Set stream: true in the request body to receive incremental tokens over a server-sent event (SSE) stream. In curl, add the -N flag to disable buffering. In Python, pass stream=True and iterate over the chunks:
curl -N -X POST "$BASE_URL/v1/chat/completions" \
  -H "Authorization: Bearer $TOKEN" \
  -H "Content-Type: application/json" \
  -d '{
    "model": "gpt-4o-mini",
    "messages": [{"role": "user", "content": "Tell me a joke."}],
    "stream": true
  }'

Tool calling

Describe callable functions in the tools array and set tool_choice to control when the model invokes them. Parse tool_calls from the response to execute your business logic and return the result in a follow-up message.
cURL
curl -X POST "$BASE_URL/v1/chat/completions" \
  -H "Authorization: Bearer $TOKEN" \
  -H "Content-Type: application/json" \
  -d '{
    "model": "gpt-4o-mini",
    "messages": [{"role": "user", "content": "What is the weather in Tokyo?"}],
    "tools": [
      {
        "type": "function",
        "function": {
          "name": "get_weather",
          "description": "Get the current weather for a city.",
          "parameters": {
            "type": "object",
            "properties": {
              "city": {"type": "string", "description": "City name"}
            },
            "required": ["city"]
          }
        }
      }
    ],
    "tool_choice": "auto"
  }'

JSON mode

Set response_format to {"type": "json_schema"} to instruct the model to return strictly structured JSON. Combine this with a detailed system prompt that defines the expected schema.
cURL
curl -X POST "$BASE_URL/v1/chat/completions" \
  -H "Authorization: Bearer $TOKEN" \
  -H "Content-Type: application/json" \
  -d '{
    "model": "gpt-4o-mini",
    "messages": [
      {
        "role": "system",
        "content": "Return a JSON object with keys: name, capital, population."
      },
      {"role": "user", "content": "Tell me about France."}
    ],
    "response_format": {"type": "json_schema"}
  }'

Fhddos extended fields

Fhddos enriches the standard OpenAI response body with additional billing detail inside usage.prompt_tokens_details. Use these fields to reconcile costs in real time without waiting for a separate billing report.

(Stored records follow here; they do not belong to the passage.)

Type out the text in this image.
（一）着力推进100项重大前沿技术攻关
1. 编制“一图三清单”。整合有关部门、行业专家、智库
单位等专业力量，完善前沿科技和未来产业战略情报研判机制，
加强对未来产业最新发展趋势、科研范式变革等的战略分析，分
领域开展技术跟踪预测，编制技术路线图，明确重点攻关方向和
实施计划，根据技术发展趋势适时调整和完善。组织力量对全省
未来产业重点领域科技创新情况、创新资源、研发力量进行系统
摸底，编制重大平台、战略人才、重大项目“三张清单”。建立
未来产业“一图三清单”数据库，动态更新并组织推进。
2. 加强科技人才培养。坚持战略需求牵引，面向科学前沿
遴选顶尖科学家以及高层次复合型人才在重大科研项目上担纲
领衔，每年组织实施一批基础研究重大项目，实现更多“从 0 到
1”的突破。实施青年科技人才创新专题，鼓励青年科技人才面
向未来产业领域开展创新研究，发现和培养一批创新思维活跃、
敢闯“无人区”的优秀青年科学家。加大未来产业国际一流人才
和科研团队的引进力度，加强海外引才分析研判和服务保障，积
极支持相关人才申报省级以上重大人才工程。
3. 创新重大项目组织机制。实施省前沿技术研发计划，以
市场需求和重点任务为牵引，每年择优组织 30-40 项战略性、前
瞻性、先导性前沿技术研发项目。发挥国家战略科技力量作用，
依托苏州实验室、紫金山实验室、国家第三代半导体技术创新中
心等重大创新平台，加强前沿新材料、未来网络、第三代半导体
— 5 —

usage.prompt_tokens_details

FieldDescriptionSupported models
cached_tokensInput tokens that hit the cacheAll cache-capable models
cached_write_tokensTotal cache write volume (= 5 min + 1 hour)Claude only
cached_write_5m_tokensTokens written to the 5-minute cache tierClaude only
cached_write_1h_tokensTokens written to the 1-hour cache tierClaude only
prompt_tokens is the total input token count and includes both cache-hit tokens and cache-write tokens. The cached_write_* fields use omitempty — models without cache-write support (such as GPT) omit them entirely.
{
  "usage": {
    "prompt_tokens": 58518,
    "prompt_tokens_details": {
      "cached_tokens": 11944,
      "cached_write_tokens": 46109,
      "cached_write_5m_tokens": 29762,
      "cached_write_1h_tokens": 16347
    }
  }
}
Multiply cached_write_5m_tokens and cached_write_1h_tokens by their respective per-token prices from the Fhddos console to estimate the cache-write cost of a single request instantly.

Request parameters

model
string
required
The model ID to use, e.g. gpt-4o-mini, gpt-4o, or any model returned by GET /v1/models.
messages
array
required
An array of message objects. Each object must include role (system, user, or assistant) and content.
temperature
number
Sampling temperature between 0 and 2. Higher values produce more creative output; lower values produce more deterministic output. Defaults to 1.
stream
boolean
Set to true to stream partial message deltas via SSE. Defaults to false.
tools
array
A list of tool definitions the model may call. Each entry must include type: "function" and a function object with name, description, and parameters.
tool_choice
string | object
Controls tool invocation. Pass "auto" to let the model decide, "none" to suppress tools, or {"type": "function", "function": {"name": "…"}} to force a specific function.
response_format
object
Pass {"type": "json_schema"} to enable structured JSON output mode.